Jason St. Amand READ TIME: 2 MIN.

A teacher in Canada is defending himself after playing an anti-gay prank on one of his students last year where he put a sticker that reads "I'm gay" on the male student's back, CBC News reports.

Daniel Mark Ogloff, a metal fabrication and machining teacher at Aldergrove Community Secondary School in Langley, British Columbia, says it was just horseplay when he put the note on the grade 11 student's back on Sept. 24, 2013.

Ogloff wrote "I'm gay" on a piece of masking tape and stuck it on the back of a male student's jacket. He let other students take pictures and let the boy leave class, never telling him about the prank. When the teacher defended himself to school officials, he said the incident was just "horseplay."

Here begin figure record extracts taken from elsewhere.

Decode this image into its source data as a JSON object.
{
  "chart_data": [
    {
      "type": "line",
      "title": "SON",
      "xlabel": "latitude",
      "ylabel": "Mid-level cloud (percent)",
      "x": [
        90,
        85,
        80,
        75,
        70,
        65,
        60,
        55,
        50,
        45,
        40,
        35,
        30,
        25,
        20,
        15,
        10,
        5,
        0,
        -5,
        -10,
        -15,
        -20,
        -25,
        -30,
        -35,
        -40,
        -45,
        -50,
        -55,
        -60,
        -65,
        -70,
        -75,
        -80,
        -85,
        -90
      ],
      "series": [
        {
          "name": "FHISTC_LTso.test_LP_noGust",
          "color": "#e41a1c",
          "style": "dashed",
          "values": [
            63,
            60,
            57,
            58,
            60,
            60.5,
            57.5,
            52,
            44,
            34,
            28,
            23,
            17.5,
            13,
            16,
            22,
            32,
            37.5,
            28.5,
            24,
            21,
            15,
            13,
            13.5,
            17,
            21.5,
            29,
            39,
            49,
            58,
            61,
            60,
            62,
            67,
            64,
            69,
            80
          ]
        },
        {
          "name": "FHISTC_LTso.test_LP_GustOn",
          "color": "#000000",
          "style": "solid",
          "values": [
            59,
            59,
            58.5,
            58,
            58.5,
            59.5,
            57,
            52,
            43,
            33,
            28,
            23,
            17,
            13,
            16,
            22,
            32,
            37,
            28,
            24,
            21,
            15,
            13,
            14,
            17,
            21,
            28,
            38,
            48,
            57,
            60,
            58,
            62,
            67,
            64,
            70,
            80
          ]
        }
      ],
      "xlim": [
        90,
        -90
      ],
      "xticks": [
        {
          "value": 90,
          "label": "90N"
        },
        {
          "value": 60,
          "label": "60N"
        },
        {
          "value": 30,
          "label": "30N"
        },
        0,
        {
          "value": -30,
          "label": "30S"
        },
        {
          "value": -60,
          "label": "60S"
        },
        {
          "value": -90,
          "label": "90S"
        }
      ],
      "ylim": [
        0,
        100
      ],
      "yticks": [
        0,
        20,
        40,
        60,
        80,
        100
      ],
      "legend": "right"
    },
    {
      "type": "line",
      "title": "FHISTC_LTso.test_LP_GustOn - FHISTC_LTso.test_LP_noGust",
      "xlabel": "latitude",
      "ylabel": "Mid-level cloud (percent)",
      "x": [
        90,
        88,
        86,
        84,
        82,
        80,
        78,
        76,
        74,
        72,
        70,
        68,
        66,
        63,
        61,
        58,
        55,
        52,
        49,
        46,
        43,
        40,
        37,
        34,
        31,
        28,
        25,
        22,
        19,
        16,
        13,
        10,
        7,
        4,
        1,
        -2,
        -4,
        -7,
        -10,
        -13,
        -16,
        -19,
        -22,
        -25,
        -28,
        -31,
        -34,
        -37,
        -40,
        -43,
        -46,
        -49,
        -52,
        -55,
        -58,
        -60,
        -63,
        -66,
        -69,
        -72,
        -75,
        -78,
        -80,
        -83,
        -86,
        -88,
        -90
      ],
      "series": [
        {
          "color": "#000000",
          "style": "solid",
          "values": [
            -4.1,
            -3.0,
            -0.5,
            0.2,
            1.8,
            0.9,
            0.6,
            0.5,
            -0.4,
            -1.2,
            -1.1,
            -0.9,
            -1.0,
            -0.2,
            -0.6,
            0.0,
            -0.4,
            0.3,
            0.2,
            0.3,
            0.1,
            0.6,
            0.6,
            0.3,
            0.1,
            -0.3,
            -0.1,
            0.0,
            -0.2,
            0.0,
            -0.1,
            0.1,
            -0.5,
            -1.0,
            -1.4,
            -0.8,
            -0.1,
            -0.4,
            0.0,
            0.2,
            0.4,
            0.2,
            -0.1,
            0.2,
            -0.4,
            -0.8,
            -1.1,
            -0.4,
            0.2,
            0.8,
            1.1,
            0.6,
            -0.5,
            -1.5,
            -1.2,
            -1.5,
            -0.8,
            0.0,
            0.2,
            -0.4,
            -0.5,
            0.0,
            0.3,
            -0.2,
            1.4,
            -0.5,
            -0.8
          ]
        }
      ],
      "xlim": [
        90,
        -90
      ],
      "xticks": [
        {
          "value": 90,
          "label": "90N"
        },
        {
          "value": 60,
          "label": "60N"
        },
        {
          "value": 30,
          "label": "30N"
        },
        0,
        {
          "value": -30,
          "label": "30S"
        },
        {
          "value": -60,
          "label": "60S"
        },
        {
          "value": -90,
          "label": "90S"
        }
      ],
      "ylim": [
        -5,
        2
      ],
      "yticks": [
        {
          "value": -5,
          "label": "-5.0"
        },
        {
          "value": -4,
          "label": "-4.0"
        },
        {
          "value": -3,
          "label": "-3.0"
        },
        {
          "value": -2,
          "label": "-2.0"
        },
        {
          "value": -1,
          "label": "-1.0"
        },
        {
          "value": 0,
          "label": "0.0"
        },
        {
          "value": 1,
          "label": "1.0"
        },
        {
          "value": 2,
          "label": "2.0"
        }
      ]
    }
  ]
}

"Mr. Ogloff, just for a joke, came up and stuck a sticker on his back that said, 'I'm gay lol,' and then didn't think anything of it," an Aldergrave Community Secondary School grade 10 student, who witnessed the incident, told the CBC. "Nobody ever did, because we always mess around with the teacher and he always messes back. Right? It's friendly"

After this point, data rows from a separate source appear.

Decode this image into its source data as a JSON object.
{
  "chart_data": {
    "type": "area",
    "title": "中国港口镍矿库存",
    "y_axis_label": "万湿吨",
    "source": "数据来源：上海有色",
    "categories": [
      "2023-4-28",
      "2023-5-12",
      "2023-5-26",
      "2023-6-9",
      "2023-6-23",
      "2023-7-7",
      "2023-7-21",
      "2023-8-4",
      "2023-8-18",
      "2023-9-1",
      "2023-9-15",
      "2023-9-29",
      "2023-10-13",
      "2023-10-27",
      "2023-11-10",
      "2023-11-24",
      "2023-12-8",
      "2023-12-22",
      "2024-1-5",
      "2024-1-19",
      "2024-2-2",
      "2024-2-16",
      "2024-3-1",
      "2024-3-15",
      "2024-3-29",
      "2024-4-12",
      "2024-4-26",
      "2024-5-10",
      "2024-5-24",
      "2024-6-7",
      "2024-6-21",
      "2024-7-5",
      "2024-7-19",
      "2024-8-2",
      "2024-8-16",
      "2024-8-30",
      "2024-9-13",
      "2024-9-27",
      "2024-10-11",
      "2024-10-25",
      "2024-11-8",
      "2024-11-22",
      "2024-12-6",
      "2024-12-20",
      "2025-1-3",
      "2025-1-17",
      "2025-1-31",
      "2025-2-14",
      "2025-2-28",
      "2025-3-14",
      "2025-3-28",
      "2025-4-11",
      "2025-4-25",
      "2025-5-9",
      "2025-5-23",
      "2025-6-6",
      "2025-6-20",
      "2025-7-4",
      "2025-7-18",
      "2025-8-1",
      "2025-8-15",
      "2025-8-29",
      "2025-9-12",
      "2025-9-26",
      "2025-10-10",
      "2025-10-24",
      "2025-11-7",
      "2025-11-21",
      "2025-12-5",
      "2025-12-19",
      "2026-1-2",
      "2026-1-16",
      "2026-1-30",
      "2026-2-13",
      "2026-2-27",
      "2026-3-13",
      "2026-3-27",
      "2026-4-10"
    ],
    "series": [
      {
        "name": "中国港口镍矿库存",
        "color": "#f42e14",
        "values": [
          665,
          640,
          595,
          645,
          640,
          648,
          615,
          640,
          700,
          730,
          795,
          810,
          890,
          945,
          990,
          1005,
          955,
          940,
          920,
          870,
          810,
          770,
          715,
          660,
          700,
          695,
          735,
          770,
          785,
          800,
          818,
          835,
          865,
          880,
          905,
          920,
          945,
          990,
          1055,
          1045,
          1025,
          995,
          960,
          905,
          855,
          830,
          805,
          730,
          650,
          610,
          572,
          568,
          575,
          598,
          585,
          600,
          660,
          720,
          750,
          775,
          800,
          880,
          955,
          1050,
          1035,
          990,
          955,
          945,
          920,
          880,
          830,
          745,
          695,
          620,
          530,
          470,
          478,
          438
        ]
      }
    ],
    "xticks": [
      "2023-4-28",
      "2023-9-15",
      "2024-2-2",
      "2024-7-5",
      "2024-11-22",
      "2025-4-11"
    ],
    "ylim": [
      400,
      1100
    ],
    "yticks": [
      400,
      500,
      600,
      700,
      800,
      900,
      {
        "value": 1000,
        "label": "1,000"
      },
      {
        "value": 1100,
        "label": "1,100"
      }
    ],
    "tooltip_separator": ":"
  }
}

The student also told the news station that the teen was offended and clearly upset. He said the student "walked out of the room and went to the principal and called him. The next day we came to school and Ogloff wasn't there."

This isn't the first time Ogloff has been in hot water. In 2011, he made comments to a seventh grader, and comments he made to a student in grade 12 during class resulted in his receiving a verbal warning and a letter from the school district.

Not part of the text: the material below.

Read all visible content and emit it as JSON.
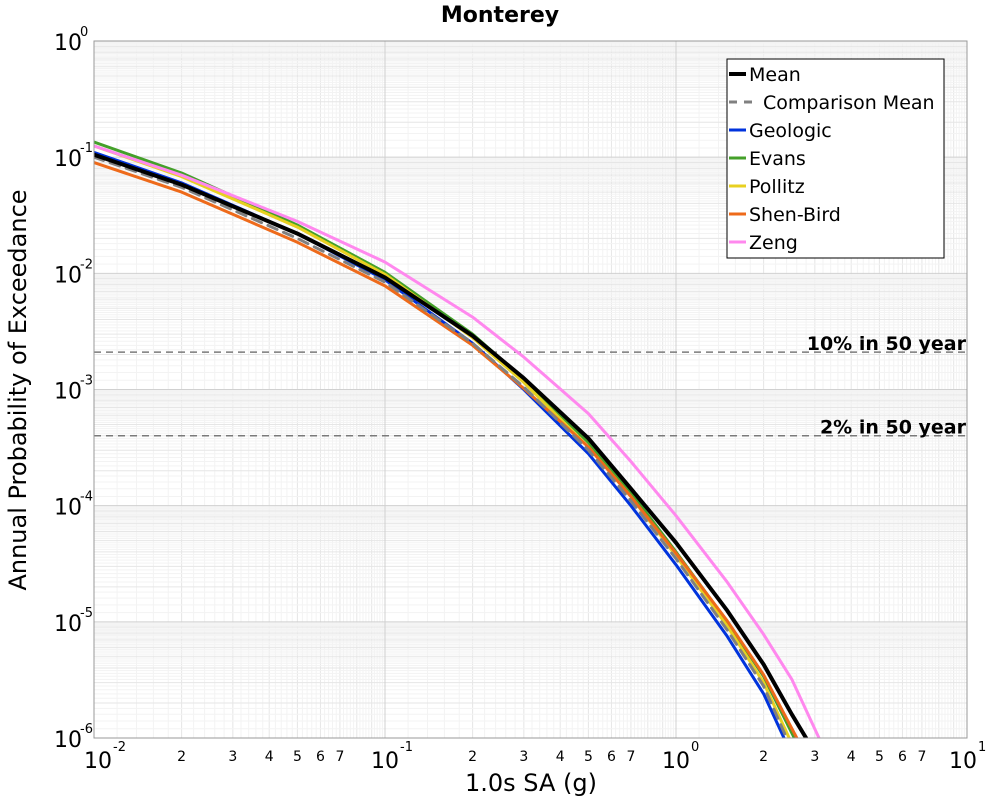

The school district suspended the teacher from work without pay for 10 weeks last November for acting unprofessionally and disrespectfully. He also had to take some courses and meet with the student. The CBC reports the British Columbia Commissioner of Teacher Regulation has now suspended Ogloff's teaching certificate for two weeks. He will not be able to teach from Sept. 22 to Oct. 5.

Martin Rooney, local LGBT activist, told the CBC he was surprised there was no "sensitivity" despite the conversation surrounding around LGBT students. Another activist, Dara Parker, said the teacher's actions were "completely wrong."